In mechanical engineering, Vijay Modi uses engineering to transform both developing and highly developed regions of the world. His research optimizes electric grids, not only in New York City but also in self-contained micro-grids that supply local power in the developing world. He currently leads the UN Millennium Villages Project on the role of energy and energy services.

Columbia Engineering now stands at the nexus of many of the University’s interdisciplinary initiatives. Engineering professors are making key contributions to the Earth Institute’s initiatives in water, climate, energy, and sustainability. Engineering professors are helping shape the new Mortimer Zuckerman Mind Brain Behavior Institute, which is closing the gap between our fundamental understanding of the brain and what the social sciences, humanities, and professional disciplines tell us about behavior.

In 2012, the University announced the launch of the new Institute for Data Sciences and Engineering, which is poised to become a world-leading institution in research and education in the theory and practice of the emerging field of data  science. Based at Columbia Engineering and led by Engineering professors, the Institute’s six centers encompass faculty from nine University schools, an acknowledgment not only of the Institute’s inherently interdisciplinary subject matter but also of engineering’s pivotal place in meeting all aspects of the challenge.

This year’s sesquicentennial celebration is an unprecedented opportunity to contemplate our school’s bright future even as we celebrate our storied past.

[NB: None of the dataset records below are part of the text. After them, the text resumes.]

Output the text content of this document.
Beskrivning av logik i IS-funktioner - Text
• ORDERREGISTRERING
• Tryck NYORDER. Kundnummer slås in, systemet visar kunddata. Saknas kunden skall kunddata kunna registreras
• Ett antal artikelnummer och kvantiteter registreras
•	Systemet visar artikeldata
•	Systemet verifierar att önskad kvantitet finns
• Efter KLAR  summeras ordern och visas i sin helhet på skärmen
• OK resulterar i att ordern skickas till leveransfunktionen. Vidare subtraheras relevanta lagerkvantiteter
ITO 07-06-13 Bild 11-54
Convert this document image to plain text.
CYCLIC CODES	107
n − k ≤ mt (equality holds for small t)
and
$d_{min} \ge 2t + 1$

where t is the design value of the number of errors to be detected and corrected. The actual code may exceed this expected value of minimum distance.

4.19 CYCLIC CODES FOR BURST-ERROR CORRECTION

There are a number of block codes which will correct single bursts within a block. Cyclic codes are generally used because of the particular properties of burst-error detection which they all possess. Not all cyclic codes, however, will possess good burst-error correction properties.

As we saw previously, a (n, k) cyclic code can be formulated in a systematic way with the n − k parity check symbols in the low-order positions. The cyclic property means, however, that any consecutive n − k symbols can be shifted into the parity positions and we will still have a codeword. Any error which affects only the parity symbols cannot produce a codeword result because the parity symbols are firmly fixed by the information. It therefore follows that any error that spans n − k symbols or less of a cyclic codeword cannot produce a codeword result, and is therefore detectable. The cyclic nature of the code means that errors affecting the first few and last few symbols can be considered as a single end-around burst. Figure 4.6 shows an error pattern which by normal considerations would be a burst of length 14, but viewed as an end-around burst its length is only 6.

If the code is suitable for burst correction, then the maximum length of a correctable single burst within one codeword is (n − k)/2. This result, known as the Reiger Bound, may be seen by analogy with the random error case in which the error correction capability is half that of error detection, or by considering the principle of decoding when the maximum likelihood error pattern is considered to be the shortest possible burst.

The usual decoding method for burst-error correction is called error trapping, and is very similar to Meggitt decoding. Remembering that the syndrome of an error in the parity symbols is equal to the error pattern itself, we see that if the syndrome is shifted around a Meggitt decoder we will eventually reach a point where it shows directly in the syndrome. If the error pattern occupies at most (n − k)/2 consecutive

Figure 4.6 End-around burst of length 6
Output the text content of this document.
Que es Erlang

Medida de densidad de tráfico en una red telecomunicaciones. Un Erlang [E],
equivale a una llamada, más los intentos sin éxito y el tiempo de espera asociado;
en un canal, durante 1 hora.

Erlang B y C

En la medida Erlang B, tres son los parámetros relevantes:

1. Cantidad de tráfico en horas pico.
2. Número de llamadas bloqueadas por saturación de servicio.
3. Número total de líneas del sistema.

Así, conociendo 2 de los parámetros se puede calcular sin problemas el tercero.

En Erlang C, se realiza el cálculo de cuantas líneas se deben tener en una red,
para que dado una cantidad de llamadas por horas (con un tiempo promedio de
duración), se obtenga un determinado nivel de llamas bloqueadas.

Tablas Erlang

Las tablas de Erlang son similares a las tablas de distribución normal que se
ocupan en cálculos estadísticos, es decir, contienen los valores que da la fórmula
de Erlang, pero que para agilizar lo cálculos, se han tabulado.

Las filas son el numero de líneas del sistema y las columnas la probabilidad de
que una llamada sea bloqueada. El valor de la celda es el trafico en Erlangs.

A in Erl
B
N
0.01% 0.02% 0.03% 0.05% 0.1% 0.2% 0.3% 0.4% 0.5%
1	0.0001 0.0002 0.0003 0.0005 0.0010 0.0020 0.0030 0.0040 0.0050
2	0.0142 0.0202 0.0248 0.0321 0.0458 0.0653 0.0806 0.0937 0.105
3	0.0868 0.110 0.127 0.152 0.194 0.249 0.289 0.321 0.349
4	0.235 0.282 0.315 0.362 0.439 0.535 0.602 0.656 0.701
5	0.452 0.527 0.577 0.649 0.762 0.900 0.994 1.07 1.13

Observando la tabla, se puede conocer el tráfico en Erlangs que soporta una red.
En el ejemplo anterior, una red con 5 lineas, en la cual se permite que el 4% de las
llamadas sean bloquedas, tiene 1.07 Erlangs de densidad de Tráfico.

I firmly believe that we are in a Renaissance for engineering—a period of great research, great innovation, great invention, and incredible translation of these innovations to solutions that will benefit people around the world. We  are privileged to build on our school’s remarkable legacy in a time when engineering and the applied sciences have never been more important to the progress of society.

As we embark on our next 150 years, our school continues its proud tradition of educating leaders, whose vision, creativity, and innovation have enabled us to enjoy a more advanced and livable world. Columbia Engineers are inventors and entrepreneurs, Fortune 500 CEOs and finance leaders, outstanding academicians (including multiple Nobel Prize winners), and even astronauts. These women and men—whether in academia, government, or industry—share an innate intellectual curiosity and drive that have always been hallmarks of a Columbia education. As Professor McCaughey’s fine history of our school shows, Columbia Engineering has always provided a lever long enough to move the world.